Northern Ireland terrorism threat level reduced for first time in 12 years
The terrorism threat level in Northern Ireland has been lowered from severe to substantial for the first time in 12 years, Secretary of State Brandon Lewis announced.
The decision to change the threat level is taken by MI5, independent of Government.
The threat level is subject to continuous review, and judgments about the threat are based on a wide range of information.
This is the first time that the threat level in Northern Ireland has been reduced from severe since it was first published in 2010.
However, it is not a time for complacency. There is still a minority who wish to cause harm in Northern Ireland
Substantial means that a terrorist attack is likely and might well occur without further warning.
Mr Lewis said: “This is the first time the threat level in Northern Ireland has changed since 2010 and shows the significant progress that Northern Ireland has made, and continues to make, towards a more peaceful, more prosperous and safer society.
“It is a testament to the ongoing commitment to protecting the peace process and tackling Northern Ireland-related terrorism, and the tremendous efforts of the Police Service of Northern Ireland and MI5 for their hard won gains over the past decade.
“However, it is not a time for complacency.
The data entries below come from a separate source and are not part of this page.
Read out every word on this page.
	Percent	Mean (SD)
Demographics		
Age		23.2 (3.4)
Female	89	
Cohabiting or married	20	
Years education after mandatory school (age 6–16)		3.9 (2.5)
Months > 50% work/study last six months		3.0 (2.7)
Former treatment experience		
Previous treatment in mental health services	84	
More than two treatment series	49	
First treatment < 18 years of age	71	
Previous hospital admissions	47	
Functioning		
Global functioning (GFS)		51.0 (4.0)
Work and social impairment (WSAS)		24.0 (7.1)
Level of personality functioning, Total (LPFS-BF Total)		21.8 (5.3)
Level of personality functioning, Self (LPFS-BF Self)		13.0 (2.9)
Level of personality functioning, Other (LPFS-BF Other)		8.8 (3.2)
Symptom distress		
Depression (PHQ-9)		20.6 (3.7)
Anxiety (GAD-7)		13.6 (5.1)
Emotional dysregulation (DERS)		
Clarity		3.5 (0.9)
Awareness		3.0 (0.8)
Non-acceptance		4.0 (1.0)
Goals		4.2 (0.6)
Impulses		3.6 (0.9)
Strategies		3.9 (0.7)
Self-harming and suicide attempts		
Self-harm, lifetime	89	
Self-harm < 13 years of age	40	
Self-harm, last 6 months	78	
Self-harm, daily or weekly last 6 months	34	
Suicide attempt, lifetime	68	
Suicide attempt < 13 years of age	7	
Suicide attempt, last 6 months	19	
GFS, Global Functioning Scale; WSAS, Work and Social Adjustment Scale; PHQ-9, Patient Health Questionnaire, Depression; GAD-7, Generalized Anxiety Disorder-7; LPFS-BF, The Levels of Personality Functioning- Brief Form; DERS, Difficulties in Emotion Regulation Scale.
There is still a minority who wish to cause harm in Northern Ireland.
“As ever, the public should remain vigilant and report any concerns they may have to the police.”
Dissident republican terrorist activity has been at a lower level in Northern Ireland in recent years and security services have secured a number of successes disrupting the activities of the terrorist organisations.
PSNI chief constable Simon Byrne welcomed the reduction in the terrorism threat level, stating that it signalled the successes of police in preventing attacks.
Mr Byrne said: “The independent assessment means the threat has moved from an attack is ‘highly likely’ to ‘likely’.
“This is significant as it signals a success in the long-term efforts made by police officers and staff, our partners, and in particular the community, in achieving the kind of society that we all want and deserve.
“The successes that we have achieved over recent years in preventing attacks, investigating and pursuing groups including the New IRA has brought us to where we are today.”
The chief constable continued: “Unfortunately, there is still a small group of people within our society who are intent on causing harm and dragging Northern Ireland back to the past. We will continue to pursue those individuals and bring them before the courts.
“The public won’t see an immediate change in how we deliver policing and our priority will remain the same: to deliver a visible, accessible and responsive community-focused policing service to keep people safe.”